Monday , December 23, 2024

Court Strikes Down Debit Pricing And Routing Rules, Orders Fed ‘Back to Drawing Board’

In one of the most dramatic developments of the year in the electronic-payments business, a federal judge on Wednesday struck down the Federal Reserve Board’s pricing and routing rules for debit card transactions, arguing the banking regulator misinterpreted federal law.

The rules, which implemented the Durbin Amendment to the 2010 Dodd-Frank Act, have been in effect for more than a year and rose out of one of the most contentious lobbying efforts ever seen in the payments industry. Now the once-settled issues of interchange caps and transaction-routing choice for merchants have been thrown into a cocked hat.

“Whether people like or don’t like Durbin, everyone has adjusted to the current status quo,” says Tony Hayes, a debit expert and partner at Oliver Wyman, a Boston-based consultancy. “To have this thrown wide open again is going to create upheaval.  It’s a massive change.”

In a stinging 58-page opinion, Judge Richard J. Leon of the U.S. District Court for the District of Columbia said the Fed misread the Durbin Amendment’s clear language in crafting its debit-interchange limit of 21 cents plus 0.05%, plus a penny allowed for fraud losses. That rule took effect in October 2011. The Fed’s routing rule, which requires at least two unaffiliated networks for each card, also violates the intent of the law, Leon said, arguing that the statute requires that each transaction offer at least two networks for each authentication method, PIN or signature. The Fed’s routing regulation took effect in April of last year.

In vacating the existing debit-interchange ceiling and routing rule, Leon issued a stay of his order to give the Fed time to rewrite its regulations. He also invited briefs on how long the stay should be and whether the current rules should remain in effect until the Fed devises new ones.

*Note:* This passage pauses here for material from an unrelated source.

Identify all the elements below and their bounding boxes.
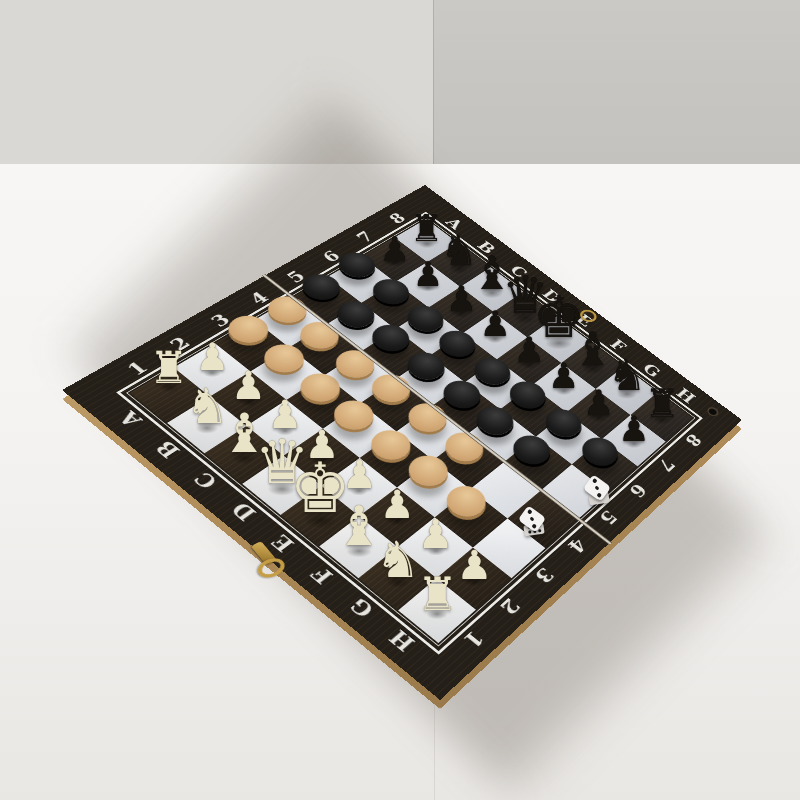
border-hole — [707, 407, 718, 416]
wall-corner — [433, 0, 800, 165]
photo-stage: AABBCCDDEEFFGGHH1122334455667788 ♜♟♞♟♝♟♛… — [0, 0, 800, 800]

A status conference on these matters is set for Aug. 14.

A Fed spokesperson did not immediately return a call seeking comment on the decision.

Groups representing merchant interests were jubilant. “Today\’s decision is a victory for small businesses and consumers across the country,” said the Merchants Payments Coalition, a merchant group formed to lobby on interchange issues, in a statement. “The court has told the Federal Reserve to go back to the drawing board on debit card swipe fees to make sure the fees are reasonable and proportional to what it costs banks to process debit transactions.”

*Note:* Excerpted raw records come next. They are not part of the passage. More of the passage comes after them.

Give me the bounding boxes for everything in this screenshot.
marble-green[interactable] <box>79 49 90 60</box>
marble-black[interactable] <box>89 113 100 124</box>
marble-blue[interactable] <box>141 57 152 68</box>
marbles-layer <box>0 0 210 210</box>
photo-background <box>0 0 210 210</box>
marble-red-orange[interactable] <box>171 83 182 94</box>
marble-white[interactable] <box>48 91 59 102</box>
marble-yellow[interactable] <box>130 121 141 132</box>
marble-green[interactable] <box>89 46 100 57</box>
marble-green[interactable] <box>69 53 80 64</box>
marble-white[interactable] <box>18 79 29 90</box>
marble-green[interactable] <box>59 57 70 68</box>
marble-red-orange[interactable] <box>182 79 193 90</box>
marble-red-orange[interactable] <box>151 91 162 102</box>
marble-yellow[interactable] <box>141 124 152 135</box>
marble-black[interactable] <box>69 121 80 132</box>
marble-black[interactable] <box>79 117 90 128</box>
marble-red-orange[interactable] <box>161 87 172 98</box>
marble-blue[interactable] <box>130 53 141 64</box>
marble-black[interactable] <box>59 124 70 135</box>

Mallory Duncan, senior vice president and general counsel for The National Retail Federation, one of six merchants and merchant groups whose November 2011 lawsuit against the Fed led to Wednesday’s decision, said the Fed had failed to carry out the will of Congress. “The court rightly ruled against them as a result,” he said in a statement. “Today’s decision is the first step in setting these initial wrongs right and will ensure that swipe-fee reform is done correctly.”

Besides the NRF, the other five plaintiffs in the case are: NACS (a trade group for convenience stores); the Food Marketing Institute; Miller Oil Co.; Boscov’s Department Store LLC; and the National Restaurant Association.

A coalition of financial-institution trade groups, meanwhile, blasted Leon’s opinion, arguing it will benefit retailers at the expense of consumers. “This is an extraordinary decision that will have major repercussions for customers of both small and large financial institutions,” said coalition spokesman Chris Matthews, in a statement. “The Fed’s rule was already causing consumer harm and now it looks like it will only get worse.”

The coalition includes Credit Union National Association; Independent Community Bankers of America; National Association of Federal Credit Unions; National Bankers Association; Midsize Bank Coalition of America; Consumer Bankers Association; The Clearing House Association; American Bankers Association; and The Financial Services Roundtable.

While Judge Leon’s verdict came as a surprise to observers accustomed to courts granting wide latitude to regulators in how they read the law, attorneys representing merchant interests say in this case the Fed had strayed too far from the intent of the Durbin Amendment. “Although agencies have discretion to interpret the law, they can’t depart from the law,” Doug Cantor, counsel for the MPC, tells Digital Transactions News.

Indeed, Leon’s opinion offers one blunt assessment after another of how the judge saw the Fed veering away from the intent of the law. On the matter of interchange caps, for example, he charges the Fed with allowing too many extraneous costs in setting its cap: “Accordingly, I find that the text and structure of the Durbin Amendment…are clear with regard to what costs the Board may consider in setting the interchange fee standard: Incremental [authorization, clearing, and settlement] costs of individual transactions incurred by issuers may be considered. That’s it!”

On the routing question, the opinion issues a sharp rebuke: “The Board\’s Final Rule not only fails to carry out Congress’s intention; it effectively countermands it!”